New York Times Magazine (New York, NY) , May 4, 2014
Fieldston and University Heights are in the same borough but worlds apart. How much understanding between their students can a well-told story bring?
University Heights High School is on St. Anns Avenue in the South Bronx, which is part of the poorest congressional district in America, according to the Census Bureau. Six miles away is the Ethical Culture Fieldston School, with its arched stone entrance and celebrities’ children and $43,000-a-year tuition. Eight years ago, as part of a program called Classroom Connections, students from the schools began exchanging letters, which eventually led to a small group from University Heights visiting Fieldston for a day. “At the time in our school, these were tough street kids,” said Lisa Greenbaum, who has been teaching English literature at University Heights for 10 years. “They walked into Fieldston, and they were just overwhelmed. They couldn’t imagine that this was just minutes from where they lived, and they never even knew about it. One kid ran crying off campus. It made them so disheartened about their own circumstances.”
Over the next eight years, the two schools maintained their connection, groups of students meeting intermittently to talk about race relations, say, or gun violence, or to take a combined field trip to work on a community-garden project in Van Cortlandt Park. They most recently got together in early April to participate in an exercise in “radical empathy,” as it’s called by the group Narrative 4, which facilitates story exchanges between groups from all over the world.
Under the supervision of Narrative 4, the students paired off, one from each school, and shared stories that in some way defined them. When they gathered as a group a few hours later, each student was responsible for telling the other’s story, taking on the persona of his or her partner and telling the story in the first person.
It was a fairly remarkable thing to watch, the care each student took with the story that had been entrusted to her or him.
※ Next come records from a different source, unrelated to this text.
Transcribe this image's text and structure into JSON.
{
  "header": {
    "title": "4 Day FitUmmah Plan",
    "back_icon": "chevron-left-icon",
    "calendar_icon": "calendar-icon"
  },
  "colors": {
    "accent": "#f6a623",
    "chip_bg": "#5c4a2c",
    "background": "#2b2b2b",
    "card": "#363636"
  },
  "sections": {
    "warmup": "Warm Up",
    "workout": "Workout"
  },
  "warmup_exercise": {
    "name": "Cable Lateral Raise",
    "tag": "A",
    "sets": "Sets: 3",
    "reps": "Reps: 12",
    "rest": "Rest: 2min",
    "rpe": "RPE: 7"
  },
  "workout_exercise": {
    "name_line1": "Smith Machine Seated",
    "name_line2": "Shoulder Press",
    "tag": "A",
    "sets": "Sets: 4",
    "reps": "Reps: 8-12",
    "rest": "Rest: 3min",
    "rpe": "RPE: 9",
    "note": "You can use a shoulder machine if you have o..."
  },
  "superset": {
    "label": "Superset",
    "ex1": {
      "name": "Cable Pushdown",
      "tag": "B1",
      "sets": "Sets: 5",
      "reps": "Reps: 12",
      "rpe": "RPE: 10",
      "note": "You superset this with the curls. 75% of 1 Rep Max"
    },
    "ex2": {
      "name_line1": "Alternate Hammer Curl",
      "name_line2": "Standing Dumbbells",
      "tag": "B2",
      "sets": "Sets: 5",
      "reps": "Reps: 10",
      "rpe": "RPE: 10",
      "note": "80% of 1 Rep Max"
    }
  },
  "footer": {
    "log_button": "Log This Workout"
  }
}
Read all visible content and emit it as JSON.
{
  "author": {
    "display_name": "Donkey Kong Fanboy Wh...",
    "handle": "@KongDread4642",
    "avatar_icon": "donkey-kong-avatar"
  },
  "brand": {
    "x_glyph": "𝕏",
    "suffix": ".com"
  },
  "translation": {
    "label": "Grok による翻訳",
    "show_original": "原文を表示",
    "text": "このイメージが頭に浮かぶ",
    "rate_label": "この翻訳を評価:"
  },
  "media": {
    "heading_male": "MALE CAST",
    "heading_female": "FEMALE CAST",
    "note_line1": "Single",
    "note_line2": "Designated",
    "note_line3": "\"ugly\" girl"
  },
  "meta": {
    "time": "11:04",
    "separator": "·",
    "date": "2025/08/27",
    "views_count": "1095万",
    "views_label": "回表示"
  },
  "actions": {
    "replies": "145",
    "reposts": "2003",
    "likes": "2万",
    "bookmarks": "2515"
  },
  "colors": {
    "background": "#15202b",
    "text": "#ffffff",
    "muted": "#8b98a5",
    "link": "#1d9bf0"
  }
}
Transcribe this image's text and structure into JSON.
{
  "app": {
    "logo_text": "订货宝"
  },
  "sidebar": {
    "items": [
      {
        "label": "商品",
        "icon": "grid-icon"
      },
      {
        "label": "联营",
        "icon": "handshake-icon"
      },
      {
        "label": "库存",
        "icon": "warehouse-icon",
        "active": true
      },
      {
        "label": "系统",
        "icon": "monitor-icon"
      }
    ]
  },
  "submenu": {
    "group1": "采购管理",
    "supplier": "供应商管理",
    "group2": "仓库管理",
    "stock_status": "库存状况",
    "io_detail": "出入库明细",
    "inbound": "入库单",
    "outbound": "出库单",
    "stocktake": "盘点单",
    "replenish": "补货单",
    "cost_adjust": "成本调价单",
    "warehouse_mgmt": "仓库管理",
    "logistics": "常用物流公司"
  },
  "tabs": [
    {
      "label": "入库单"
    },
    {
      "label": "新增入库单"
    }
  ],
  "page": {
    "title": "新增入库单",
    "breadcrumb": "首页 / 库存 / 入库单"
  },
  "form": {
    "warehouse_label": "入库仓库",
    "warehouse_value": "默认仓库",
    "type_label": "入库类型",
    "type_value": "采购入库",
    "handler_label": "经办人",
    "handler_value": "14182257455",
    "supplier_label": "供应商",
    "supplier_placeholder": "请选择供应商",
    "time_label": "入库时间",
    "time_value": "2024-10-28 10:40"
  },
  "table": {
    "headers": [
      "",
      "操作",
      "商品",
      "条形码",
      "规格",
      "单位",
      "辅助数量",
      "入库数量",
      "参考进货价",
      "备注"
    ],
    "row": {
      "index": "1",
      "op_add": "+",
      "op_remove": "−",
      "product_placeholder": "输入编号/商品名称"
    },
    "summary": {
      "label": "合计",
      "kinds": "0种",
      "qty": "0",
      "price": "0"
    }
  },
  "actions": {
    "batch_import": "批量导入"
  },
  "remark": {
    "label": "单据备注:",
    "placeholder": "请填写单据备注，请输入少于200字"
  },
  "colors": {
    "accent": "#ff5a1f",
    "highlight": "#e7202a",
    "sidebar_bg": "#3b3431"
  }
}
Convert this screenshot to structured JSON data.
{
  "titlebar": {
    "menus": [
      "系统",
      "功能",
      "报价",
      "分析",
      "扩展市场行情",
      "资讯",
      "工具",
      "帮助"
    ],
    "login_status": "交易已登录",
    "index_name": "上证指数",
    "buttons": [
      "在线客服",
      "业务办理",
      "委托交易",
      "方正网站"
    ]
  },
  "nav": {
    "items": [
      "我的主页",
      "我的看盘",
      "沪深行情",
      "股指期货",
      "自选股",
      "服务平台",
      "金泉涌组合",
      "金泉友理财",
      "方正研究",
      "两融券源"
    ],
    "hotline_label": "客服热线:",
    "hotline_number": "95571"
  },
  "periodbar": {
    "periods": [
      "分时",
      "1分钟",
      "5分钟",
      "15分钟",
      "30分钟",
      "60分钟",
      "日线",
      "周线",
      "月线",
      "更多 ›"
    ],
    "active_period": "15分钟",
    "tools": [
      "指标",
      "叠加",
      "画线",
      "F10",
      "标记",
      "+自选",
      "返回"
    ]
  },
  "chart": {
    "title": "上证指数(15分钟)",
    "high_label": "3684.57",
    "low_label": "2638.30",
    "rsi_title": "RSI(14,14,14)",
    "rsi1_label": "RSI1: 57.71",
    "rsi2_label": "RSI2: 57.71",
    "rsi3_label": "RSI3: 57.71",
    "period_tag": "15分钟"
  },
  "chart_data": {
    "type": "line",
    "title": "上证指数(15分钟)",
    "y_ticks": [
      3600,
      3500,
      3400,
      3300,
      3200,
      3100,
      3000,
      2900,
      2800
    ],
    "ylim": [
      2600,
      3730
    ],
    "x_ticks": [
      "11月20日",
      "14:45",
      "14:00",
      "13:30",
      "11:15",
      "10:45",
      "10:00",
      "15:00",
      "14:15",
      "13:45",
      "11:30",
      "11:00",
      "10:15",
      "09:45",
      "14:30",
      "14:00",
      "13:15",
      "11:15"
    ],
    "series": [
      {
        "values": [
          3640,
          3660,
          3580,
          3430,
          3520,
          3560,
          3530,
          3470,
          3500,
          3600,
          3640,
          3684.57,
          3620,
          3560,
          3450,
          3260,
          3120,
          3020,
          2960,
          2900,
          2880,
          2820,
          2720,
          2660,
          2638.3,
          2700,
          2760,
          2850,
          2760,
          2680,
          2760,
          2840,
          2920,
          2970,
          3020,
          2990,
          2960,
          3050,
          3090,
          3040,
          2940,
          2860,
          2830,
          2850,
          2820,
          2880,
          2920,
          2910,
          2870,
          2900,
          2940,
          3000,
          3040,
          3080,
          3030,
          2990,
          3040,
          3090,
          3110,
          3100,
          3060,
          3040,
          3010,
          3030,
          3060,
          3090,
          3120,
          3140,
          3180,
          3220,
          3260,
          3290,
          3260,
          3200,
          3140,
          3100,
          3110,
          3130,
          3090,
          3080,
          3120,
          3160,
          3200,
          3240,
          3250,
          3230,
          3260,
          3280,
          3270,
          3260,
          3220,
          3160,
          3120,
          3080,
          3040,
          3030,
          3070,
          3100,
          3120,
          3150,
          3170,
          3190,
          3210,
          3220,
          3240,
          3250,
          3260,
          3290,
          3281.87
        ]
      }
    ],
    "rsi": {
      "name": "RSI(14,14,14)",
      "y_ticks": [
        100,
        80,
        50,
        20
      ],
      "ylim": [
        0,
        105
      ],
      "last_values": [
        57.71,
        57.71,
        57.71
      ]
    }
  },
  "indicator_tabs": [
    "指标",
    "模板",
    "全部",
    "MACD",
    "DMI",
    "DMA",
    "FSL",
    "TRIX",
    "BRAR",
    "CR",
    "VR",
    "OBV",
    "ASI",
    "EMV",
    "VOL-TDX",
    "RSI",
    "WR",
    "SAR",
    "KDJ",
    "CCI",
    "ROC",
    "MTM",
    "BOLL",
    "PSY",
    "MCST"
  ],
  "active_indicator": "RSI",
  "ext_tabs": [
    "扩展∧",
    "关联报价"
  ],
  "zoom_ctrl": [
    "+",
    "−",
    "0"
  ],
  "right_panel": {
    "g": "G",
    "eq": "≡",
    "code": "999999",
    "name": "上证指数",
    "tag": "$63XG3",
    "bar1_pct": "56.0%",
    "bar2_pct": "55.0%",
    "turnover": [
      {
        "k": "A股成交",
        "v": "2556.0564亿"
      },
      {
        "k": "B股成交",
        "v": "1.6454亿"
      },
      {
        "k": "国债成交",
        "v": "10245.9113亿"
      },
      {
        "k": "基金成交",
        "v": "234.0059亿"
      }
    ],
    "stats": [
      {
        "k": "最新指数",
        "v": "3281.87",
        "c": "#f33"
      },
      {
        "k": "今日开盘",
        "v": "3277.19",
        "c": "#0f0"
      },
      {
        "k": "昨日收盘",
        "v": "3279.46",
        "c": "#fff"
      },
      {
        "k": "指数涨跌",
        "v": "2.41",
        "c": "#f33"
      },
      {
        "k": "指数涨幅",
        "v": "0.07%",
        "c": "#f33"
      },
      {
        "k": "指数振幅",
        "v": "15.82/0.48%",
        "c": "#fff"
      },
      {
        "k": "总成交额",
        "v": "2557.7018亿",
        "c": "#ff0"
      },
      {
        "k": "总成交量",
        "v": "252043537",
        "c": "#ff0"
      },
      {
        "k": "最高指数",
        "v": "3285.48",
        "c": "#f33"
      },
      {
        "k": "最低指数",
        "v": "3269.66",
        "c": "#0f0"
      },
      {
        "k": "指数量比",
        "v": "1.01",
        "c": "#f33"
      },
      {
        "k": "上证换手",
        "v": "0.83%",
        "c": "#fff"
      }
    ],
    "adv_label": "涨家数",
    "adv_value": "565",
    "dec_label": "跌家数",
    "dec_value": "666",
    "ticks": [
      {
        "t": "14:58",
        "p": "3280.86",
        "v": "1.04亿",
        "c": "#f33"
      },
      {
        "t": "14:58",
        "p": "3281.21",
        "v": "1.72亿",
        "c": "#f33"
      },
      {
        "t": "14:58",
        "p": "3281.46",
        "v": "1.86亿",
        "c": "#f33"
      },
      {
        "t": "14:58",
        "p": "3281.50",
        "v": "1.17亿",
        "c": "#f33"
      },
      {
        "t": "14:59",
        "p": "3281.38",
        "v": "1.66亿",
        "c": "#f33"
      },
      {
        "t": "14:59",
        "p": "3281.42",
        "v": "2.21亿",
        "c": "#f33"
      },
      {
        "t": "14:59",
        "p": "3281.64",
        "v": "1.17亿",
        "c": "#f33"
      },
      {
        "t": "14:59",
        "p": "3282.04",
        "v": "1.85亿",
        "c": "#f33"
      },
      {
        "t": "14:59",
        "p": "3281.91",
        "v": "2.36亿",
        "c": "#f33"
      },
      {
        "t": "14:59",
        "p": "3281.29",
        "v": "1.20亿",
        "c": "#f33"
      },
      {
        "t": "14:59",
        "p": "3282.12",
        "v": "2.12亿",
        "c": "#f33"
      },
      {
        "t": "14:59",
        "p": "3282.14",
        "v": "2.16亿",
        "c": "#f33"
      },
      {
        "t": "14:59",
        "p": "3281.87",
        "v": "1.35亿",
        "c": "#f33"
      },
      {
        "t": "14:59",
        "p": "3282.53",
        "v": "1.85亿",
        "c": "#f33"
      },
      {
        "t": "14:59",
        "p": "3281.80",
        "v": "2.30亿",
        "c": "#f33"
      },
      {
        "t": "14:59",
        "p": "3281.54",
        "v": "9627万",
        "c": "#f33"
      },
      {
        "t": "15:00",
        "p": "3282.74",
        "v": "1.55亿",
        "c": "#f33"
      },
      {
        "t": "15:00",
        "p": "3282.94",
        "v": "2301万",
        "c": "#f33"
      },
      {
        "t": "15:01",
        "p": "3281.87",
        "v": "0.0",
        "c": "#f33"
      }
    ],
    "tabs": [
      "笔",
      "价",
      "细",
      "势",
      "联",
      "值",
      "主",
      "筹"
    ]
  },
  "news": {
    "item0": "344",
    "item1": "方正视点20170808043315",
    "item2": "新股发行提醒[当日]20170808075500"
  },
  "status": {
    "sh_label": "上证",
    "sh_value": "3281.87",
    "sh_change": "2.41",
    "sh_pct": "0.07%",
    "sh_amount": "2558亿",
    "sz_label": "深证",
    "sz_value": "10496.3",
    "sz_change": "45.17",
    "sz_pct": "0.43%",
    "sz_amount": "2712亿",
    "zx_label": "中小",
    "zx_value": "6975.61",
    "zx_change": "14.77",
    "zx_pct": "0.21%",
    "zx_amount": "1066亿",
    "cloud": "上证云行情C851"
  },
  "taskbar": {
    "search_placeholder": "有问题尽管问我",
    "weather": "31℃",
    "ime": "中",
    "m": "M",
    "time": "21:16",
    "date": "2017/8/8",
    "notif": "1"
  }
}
The last story, which belongs to Johnny Rivera, about the struggle to help his mother overcome her troubles and find the physical and spiritual strength to turn her life around, was told to the group by Adam Ettelbrick. When it came time for Johnny to tell Adam’s story, about a first date that ended in the rain in Central Park — dancing, kissing, young love — he sold it completely. “It was so important to him,” Johnny said afterward. “And now it was kind of my story, too. So it was really important to me to get it right.”